Tuesday, August 25, 2009

Dubai- The Land That Oil Made Green

The seatback screen on the Emirates flight from Islamabad showed a map of the world below us. The northern part of the United Arab Emirates was displayed as green, but looking out the window I could see only endless dunes dotted with scrub brush. The wadis (seasonal river beds) looked dry, but one or two had water in them. As we approached Dubai roads appeared and indeed, they were lined with green.

The Gulf States were inhabited by nomadic pastoralists for thousands of years and if it weren't for the sudden wealth created by oil this would still be a backwater. But Dubai has seen an incredible explosion of growth in the last fifteen years. The city now looks as modern, perhaps more, than any in the world. A twelve lane highway cuts through town, the world's highest building lies here and expensive and architecturally unique hotels line the beach on the Arabian Gulf.

Landing in Dubai the temperature was 108 degrees, but Dubai is made more hospitable by an abundance of air conditioning. The airport is cool and comfortable and full of fountains. This seems to be a theme throughout Dubai. Whereas oil made this country rich, water seems to be the real symbol of wealth in the desert.

I have a layover here, so after catching a shuttle to the hotel I decided to see a bit of the city. I caught a taxi and headed for Jumeira Beach. Modern cities interest me only mildly and since there's not much to do that isn't expensive I figured this was my best bet for passing the afternoon. The air that blows in off the Gulf is hot and humid and a haze obscures the horizon. In the distance I could see the Atlantis Hotel, built on a man made island. They are quite fond of these man made islands here. There are several off the coast here in what must be rather shallow water. One of them has attracted a bit of media attention as it is in the shape of a map of the world.

Walking along the beach the contrasts of life here were quite apparent. Bikini clad westerners laid out in the sun while women covered from head to toe in black walked into the water with their children. There are a lot of Westerners here working in the many huge towers that populate the landscape. Dubai is quite liberal and one sees attractive western women wearing just as little as they would anywhere else in the world. There are also a lot of people from other Islamic countries. For instance, both of my taxi drivers today were from Pakistan. Dubai has a shortage of native workers and so imports huge numbers of people to build the towers, drive the taxis and work in the hotels.

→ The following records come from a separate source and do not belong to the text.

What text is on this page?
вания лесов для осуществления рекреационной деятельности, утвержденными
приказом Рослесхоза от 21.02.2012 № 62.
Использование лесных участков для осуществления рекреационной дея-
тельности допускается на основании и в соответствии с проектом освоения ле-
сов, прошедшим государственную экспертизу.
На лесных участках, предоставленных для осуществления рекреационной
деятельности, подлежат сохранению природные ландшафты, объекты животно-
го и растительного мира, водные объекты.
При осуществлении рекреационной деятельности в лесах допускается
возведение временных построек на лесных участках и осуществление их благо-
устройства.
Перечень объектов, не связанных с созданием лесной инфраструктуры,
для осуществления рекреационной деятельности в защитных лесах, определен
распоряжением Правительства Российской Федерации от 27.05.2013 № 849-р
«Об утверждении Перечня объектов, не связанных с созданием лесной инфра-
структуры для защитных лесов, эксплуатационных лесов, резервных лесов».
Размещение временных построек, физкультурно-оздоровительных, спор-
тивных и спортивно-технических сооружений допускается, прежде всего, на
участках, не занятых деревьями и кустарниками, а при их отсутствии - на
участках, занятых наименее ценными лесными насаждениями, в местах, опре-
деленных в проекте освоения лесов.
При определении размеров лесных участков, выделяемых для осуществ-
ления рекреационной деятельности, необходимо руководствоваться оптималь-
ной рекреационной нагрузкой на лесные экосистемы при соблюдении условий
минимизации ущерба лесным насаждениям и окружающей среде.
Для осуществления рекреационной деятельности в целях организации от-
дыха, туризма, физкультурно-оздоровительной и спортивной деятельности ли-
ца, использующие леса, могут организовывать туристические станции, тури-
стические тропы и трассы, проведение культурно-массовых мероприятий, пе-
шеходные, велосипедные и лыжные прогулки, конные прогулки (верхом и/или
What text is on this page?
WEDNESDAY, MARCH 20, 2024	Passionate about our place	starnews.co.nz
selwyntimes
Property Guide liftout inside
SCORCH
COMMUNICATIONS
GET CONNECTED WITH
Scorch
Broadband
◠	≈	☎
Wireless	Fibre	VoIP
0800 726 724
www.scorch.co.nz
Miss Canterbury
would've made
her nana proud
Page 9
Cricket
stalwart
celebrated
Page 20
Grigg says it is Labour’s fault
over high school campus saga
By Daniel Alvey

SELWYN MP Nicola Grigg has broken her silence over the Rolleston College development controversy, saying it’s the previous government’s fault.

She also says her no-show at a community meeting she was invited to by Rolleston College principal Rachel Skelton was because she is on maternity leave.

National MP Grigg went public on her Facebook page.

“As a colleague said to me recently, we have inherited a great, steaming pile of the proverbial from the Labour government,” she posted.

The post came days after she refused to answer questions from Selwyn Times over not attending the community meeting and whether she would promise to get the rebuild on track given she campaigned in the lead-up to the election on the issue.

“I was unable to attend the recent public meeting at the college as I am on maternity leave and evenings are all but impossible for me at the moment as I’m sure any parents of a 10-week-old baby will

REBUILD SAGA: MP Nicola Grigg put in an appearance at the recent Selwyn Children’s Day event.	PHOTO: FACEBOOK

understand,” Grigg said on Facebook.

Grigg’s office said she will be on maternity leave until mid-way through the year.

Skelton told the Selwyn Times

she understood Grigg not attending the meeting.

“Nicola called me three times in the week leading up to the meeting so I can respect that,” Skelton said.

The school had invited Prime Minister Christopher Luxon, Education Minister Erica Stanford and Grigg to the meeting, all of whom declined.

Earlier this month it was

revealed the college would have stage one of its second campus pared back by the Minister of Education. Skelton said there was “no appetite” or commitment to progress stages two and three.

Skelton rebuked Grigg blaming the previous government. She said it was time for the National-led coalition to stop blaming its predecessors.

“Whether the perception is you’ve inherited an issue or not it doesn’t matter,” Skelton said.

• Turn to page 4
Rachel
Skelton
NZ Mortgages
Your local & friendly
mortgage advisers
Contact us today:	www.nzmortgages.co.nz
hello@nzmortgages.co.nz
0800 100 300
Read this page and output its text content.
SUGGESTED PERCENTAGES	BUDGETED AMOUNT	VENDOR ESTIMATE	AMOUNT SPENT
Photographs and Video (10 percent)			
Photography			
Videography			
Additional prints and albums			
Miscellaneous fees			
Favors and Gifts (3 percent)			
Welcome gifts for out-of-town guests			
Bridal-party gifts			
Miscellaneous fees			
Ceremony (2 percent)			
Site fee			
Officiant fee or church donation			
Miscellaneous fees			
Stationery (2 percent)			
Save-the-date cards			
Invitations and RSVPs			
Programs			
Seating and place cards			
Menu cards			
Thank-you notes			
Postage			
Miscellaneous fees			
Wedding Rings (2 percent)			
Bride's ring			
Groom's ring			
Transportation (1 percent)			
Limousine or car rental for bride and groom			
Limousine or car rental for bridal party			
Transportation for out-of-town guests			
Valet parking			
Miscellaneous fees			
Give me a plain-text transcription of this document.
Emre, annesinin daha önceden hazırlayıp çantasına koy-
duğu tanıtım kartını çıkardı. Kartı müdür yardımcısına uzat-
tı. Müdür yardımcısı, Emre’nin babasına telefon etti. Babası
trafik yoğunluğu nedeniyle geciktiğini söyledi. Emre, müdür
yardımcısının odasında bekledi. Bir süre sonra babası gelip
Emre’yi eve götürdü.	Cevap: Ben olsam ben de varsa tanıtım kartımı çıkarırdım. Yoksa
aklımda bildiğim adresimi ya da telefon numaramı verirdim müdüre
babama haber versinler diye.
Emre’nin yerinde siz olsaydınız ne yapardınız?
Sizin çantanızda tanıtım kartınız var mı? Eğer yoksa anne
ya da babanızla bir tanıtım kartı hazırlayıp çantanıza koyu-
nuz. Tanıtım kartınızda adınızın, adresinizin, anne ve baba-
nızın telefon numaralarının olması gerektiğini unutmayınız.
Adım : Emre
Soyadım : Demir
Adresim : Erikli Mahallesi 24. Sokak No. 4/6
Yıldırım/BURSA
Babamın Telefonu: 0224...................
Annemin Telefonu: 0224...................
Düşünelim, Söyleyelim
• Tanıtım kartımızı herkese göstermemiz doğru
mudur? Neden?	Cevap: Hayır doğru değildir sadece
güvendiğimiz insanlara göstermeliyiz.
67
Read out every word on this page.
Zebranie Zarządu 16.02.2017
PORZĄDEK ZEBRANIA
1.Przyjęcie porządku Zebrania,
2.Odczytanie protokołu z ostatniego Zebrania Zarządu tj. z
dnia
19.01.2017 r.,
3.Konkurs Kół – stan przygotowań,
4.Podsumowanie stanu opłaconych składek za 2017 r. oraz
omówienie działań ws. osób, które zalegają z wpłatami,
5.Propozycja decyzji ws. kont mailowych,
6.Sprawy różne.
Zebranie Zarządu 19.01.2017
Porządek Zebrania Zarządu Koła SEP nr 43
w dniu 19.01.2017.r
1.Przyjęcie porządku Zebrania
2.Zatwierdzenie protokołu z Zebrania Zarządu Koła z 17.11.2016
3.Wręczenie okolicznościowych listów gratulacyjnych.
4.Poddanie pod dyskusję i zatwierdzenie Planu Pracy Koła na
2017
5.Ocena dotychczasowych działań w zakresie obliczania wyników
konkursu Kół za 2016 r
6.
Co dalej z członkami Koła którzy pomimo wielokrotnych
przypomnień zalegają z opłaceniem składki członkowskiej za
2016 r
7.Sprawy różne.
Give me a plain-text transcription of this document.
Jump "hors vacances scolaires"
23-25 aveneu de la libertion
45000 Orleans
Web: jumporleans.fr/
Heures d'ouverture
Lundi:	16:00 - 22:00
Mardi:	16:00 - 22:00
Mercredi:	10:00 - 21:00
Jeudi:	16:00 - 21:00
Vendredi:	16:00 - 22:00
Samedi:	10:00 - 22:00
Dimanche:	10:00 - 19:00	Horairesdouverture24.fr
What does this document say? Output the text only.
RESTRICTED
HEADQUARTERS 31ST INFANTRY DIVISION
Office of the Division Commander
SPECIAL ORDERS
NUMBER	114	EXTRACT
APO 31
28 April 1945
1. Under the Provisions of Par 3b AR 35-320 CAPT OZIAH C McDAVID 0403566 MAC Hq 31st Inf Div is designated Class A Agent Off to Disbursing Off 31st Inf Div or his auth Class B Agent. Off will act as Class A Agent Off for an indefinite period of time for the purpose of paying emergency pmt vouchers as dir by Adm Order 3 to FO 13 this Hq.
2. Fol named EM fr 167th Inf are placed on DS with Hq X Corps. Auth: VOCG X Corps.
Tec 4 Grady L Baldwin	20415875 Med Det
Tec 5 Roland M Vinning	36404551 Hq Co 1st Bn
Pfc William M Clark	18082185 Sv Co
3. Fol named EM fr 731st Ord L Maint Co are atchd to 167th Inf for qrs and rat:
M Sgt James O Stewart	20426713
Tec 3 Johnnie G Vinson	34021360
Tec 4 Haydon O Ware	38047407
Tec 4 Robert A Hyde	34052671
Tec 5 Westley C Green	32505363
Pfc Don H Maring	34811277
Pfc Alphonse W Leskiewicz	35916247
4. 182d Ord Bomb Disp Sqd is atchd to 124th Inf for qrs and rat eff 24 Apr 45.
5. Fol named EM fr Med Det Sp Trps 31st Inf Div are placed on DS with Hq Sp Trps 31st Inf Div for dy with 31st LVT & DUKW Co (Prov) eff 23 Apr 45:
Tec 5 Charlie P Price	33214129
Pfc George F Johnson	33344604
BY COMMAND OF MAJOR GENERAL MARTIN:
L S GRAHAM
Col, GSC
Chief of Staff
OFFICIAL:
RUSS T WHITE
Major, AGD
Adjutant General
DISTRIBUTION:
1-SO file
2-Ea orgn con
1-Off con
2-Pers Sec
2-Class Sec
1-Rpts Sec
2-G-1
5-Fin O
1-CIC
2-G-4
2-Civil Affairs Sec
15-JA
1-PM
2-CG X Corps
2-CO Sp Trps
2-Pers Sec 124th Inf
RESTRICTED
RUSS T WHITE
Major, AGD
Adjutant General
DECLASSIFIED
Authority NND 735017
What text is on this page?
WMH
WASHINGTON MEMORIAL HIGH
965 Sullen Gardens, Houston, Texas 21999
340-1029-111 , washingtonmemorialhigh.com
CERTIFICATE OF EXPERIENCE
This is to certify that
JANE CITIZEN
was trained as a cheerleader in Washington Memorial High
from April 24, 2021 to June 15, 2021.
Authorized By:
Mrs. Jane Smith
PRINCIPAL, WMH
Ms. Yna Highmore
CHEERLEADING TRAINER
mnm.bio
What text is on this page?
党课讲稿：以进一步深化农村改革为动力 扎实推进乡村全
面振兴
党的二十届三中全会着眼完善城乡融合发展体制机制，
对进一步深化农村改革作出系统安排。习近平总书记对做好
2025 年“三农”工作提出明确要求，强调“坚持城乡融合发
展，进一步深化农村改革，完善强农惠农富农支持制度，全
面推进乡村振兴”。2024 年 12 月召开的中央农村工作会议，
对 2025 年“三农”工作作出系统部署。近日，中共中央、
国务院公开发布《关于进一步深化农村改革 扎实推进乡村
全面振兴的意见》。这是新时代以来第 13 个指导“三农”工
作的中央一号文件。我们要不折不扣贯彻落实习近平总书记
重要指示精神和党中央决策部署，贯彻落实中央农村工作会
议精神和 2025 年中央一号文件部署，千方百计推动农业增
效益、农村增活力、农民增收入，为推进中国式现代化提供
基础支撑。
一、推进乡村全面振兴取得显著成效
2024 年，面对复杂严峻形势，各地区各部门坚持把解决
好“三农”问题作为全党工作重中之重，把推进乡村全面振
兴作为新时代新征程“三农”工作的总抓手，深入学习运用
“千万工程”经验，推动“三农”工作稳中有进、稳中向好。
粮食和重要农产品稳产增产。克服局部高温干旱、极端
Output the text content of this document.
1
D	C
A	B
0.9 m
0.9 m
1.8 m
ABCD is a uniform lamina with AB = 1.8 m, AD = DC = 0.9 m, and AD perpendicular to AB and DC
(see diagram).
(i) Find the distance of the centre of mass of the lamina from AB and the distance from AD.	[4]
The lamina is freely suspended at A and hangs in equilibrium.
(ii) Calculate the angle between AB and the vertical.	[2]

After my walk on the beach I went into the Jumeira beach hotel hoping to find a beer to drink. But because of Ramadan no one serves alcohol until after 7:30PM. So instead I sat for awhile watching the elites walk by, then headed back to my more modest accommodations (though they're still the best I've had this entire trip.)


  1. Great writing Dave. I can really see your personality in this.

  2. I hear the Dubai economy to having serious trouble. I would be interested to see if your experience changes on some future trip. Great write-up BTW!